Langzeit-Messungen von Gehirnströmen sind für Patienten bislang eine Belastung: Um eine Elektro-Enzephalographie (EEG) anzufertigen, werden zahlreiche Elektroden auf dem Kopf verteilt, mit Kleber befestigt und durch eine Kappe fixiert. Messungen über mehr als zwei Stunden – etwa um Epilepsie zu diagnostizieren oder Schlafstörungen zu untersuchen – sind oft nur im Labor möglich. Meist plagt die Betroffenen nach wenigen Stunden unangenehmes Jucken und es können starke Kopfschmerzen auftreten. „Ein komfortables Langzeit-EEG gibt es bislang nicht“, sagt Debener, der an der Universität Oldenburg die Abteilung Neuropsychologie am Department für Psychologie der Fakultät Medizin und Gesundheitswissenschaften leitet. Mit der neuen, flexiblen Messvorrichtung könnten derartige Messungen in Zukunft auch abseits des Labors durchgeführt werden – ohne unangenehme Begleiterscheinungen.
Einsatz für schwer hirngeschädigte Patienten
Das Team um Debener hat das fEEGrid vor allem mit dem langfristigen Ziel entwickelt, schwer hirngeschädigten Patienten dabei zu helfen, mit anderen Personen zu kommunizieren. Es soll insbesondere Patienten zugutekommen, die sich in einem unklaren Bewusstseinszustand befinden. „Untersuchungen der Gehirnaktivität haben gezeigt, dass ein Teil dieser Patienten mehr von der Umwelt wahrnimmt als lange angenommen“, erläutert Debener. Das Team will durch Langzeitmessungen der Gehirnströme feststellen, ob solche Patienten auf bestimmte Umweltreize reagieren und wann sie sich zeitweise in einem wachen Zustand befinden. „Die Voraussetzung dafür sind Langzeitmessungen, die für die Patientinnen und Patienten aber auf keinen Fall unangenehm sein dürfen“, betont Debener.
Die Oldenburger Neurowissenschaftler entwickelten das fEEGrid gemeinsam mit dem bayerischen Unternehmen Easycap aus Herrsching. Die Messvorrichtung besteht aus einem transparenten und flexiblen Trägermaterial, auf das 22 kleine Sensoren und Leiterbahnen mit Silbertinte aufgedruckt sind. Die Vorrichtung wird nicht auf den Haaren, sondern auf der Stirn und den Schläfen platziert. Ein elektrisch leitfähiges Gel stellt den Übergang zur Haut her und ein kleiner Sender überträgt die Signale drahtlos zu einem Smartphone oder einem Computer.
Praktikable Langzeit-Messungen
Um herauszufinden, wie praktikabel fEEGrid-Langzeit-Messungen sind, führte das Team Tests mit 20 gesunden Freiwilligen durch. Die Probanden trugen das mobile EEG insgesamt acht Stunden lang in ihrem Alltag.
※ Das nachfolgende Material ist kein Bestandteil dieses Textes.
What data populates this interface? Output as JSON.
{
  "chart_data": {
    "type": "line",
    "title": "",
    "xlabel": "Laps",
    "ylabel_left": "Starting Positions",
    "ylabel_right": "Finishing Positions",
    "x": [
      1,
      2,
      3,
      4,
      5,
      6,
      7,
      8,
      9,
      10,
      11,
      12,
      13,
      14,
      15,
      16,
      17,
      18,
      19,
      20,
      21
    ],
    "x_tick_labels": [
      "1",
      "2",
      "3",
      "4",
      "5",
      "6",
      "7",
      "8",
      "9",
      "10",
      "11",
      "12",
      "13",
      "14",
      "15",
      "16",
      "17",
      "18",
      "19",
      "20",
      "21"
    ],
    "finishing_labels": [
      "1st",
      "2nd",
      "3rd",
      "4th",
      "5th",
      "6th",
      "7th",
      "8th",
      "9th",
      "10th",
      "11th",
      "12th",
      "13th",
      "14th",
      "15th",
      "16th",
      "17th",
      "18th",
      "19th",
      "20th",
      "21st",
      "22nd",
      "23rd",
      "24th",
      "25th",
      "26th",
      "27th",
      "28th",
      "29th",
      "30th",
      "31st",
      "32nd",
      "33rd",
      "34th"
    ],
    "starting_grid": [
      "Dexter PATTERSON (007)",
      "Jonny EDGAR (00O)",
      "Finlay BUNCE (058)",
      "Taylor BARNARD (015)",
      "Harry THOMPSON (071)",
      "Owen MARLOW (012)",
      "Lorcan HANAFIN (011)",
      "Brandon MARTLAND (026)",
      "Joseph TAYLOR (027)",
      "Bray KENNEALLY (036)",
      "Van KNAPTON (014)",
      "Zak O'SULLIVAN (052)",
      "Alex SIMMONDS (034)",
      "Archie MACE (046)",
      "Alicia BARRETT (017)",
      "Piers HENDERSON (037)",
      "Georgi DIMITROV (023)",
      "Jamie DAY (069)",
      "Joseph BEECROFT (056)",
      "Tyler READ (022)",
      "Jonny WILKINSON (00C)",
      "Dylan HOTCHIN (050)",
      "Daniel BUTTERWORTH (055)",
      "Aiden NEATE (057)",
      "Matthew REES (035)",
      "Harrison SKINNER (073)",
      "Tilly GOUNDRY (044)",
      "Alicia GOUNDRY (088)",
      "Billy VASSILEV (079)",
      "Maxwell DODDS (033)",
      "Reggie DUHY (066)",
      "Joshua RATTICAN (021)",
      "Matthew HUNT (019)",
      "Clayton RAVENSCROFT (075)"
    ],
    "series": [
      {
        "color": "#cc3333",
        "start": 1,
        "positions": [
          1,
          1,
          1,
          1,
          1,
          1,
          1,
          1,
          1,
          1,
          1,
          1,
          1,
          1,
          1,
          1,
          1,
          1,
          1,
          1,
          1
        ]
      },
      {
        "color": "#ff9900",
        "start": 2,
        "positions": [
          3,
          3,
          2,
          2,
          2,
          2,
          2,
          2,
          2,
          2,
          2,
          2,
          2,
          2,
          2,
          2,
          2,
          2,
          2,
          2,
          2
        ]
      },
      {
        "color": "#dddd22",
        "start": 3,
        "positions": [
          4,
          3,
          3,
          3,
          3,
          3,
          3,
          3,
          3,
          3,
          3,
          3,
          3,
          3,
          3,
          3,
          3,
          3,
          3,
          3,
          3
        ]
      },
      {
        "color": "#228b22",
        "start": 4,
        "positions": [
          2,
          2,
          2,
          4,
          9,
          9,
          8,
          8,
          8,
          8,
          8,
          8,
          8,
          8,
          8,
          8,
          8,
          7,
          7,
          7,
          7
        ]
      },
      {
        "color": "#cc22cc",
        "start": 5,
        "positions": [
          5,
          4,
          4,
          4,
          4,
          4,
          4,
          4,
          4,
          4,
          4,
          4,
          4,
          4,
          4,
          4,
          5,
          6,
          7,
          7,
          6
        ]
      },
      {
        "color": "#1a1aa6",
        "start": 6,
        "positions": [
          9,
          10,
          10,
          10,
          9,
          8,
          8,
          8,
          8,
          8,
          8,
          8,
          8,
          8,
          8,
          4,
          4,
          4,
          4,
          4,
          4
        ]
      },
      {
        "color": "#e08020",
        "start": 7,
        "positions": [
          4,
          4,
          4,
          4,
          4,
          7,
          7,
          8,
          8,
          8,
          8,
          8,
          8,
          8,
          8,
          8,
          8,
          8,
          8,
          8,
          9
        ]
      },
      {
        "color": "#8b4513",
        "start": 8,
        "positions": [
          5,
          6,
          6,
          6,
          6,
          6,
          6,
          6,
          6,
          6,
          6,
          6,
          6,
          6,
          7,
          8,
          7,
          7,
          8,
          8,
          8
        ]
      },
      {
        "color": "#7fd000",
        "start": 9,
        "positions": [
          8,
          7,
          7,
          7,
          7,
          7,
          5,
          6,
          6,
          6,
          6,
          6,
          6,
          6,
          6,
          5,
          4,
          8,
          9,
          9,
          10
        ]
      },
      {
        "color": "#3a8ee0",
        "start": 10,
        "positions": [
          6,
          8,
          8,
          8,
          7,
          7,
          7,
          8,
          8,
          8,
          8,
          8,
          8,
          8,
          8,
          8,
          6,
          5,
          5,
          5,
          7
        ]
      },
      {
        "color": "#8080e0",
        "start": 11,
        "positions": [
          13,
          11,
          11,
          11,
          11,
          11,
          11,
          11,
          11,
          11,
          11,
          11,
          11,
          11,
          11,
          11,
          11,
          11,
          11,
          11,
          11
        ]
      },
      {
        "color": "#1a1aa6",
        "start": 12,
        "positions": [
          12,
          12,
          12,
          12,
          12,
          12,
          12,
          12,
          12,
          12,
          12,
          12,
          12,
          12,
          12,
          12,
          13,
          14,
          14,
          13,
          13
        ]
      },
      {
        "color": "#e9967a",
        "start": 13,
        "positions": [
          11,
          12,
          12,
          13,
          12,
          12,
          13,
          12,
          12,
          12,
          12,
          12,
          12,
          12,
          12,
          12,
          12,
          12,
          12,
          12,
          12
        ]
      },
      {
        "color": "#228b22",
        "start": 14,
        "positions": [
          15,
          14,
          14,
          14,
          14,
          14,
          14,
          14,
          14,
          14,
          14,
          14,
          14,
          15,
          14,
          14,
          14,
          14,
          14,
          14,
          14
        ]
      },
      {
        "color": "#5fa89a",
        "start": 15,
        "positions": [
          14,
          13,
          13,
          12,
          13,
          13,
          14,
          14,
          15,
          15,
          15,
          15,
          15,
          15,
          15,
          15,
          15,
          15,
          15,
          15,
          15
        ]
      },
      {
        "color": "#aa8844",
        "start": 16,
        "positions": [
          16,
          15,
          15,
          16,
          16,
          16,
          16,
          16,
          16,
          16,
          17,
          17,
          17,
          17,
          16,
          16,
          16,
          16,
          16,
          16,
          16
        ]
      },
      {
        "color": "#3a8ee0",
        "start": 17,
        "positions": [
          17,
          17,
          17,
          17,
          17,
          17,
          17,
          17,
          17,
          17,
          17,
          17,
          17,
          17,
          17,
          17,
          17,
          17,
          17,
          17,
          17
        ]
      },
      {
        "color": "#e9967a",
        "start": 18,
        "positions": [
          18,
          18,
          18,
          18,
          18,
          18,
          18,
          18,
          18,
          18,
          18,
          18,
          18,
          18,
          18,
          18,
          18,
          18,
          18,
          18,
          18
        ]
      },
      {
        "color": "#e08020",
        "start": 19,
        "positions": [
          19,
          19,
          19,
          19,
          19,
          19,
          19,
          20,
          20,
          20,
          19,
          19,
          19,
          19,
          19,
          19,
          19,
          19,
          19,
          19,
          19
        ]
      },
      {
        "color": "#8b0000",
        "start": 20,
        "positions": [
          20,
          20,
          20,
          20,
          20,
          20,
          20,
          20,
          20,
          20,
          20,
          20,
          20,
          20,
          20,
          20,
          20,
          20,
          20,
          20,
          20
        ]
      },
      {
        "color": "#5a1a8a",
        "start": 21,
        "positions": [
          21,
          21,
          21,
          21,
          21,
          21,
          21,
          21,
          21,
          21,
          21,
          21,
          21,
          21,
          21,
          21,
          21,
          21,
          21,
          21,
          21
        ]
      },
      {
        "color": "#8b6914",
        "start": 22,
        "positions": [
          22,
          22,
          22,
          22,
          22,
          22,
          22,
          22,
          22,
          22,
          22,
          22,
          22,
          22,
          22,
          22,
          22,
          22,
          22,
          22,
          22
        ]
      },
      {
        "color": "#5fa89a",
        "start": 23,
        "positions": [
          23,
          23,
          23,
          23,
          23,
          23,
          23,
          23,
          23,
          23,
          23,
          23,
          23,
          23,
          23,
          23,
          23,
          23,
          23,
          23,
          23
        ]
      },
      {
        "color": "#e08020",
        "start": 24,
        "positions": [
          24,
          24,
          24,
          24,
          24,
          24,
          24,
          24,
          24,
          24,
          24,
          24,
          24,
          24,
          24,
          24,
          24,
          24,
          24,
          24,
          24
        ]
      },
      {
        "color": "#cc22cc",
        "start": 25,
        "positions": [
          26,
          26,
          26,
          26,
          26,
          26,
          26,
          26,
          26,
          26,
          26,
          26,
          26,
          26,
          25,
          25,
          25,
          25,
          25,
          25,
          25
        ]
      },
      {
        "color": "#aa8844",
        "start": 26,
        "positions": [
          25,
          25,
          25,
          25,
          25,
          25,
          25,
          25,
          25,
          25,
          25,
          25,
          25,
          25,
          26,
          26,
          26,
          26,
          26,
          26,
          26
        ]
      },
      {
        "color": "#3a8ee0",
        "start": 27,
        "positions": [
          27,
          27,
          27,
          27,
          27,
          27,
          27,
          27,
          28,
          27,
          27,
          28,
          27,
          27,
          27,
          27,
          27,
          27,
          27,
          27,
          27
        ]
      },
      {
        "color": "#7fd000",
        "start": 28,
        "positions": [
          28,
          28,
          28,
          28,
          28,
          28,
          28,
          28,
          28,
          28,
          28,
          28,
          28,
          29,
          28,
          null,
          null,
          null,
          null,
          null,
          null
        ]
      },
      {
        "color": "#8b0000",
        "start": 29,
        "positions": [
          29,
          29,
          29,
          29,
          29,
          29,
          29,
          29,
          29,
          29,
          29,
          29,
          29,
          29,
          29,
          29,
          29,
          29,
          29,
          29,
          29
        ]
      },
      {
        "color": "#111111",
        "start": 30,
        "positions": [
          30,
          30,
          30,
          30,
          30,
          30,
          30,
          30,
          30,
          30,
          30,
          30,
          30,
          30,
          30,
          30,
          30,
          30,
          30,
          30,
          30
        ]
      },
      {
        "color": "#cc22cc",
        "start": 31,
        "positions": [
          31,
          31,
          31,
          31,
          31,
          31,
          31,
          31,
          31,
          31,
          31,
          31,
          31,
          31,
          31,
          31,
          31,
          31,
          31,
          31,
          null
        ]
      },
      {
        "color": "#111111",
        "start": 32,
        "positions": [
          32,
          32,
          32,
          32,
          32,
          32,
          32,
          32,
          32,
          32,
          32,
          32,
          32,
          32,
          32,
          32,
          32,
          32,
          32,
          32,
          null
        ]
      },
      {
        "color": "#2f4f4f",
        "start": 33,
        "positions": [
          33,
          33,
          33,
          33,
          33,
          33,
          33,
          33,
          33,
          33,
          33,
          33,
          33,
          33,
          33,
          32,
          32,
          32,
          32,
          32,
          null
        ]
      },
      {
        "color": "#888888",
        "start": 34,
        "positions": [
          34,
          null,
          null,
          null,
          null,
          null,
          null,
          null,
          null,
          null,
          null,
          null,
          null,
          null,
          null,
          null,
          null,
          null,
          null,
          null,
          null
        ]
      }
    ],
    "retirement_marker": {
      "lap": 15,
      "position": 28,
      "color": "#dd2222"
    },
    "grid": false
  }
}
Zu Beginn und am Ende dieser Periode überprüften die Forscher die Qualität der EEG-Signale, während die Testpersonen jeweils eine Stunde lang eine Reihe von Standardaufgaben erfüllten. Während der zweiten Testreihe wurden die Gehirnströme zum Vergleich zusätzlich mit herkömmlichen EEG-Elektroden aufgezeichnet.
Das Ergebnis: Die mit dem fEEGrid gemessenen Signale waren von guter Qualität und verschlechterten sich auch im Verlauf des Tages nicht. Die Probanden berichteten zudem, dass die Sensoren angenehm zu tragen waren und sie sich von der Vorrichtung kaum beeinträchtigt fühlten. „Wir haben nun ein komfortables Verfahren für EEG-Langzeitmessungen zur Verfügung, das kaum stört und die Pflege von Patientinnen und Patienten nicht beeinträchtigt“, sagt Debener. Das fEEGrid könnte die Basis für eine Art Gehirn-Computer-Schnittstelle bilden, um künftig bei hirngeschädigten Patienten eine einfache Kommunikation anzubahnen, hofft er. Die Messvorrichtung entstand im BMBF-Projekt NeuroCommTrainer, einem von der Universität Bielefeld koordinierten Verbundvorhaben, an dem drei Hochschulen, zwei Unternehmen und die v. Bodelschwinghschen Stiftungen Bethel beteiligt sind.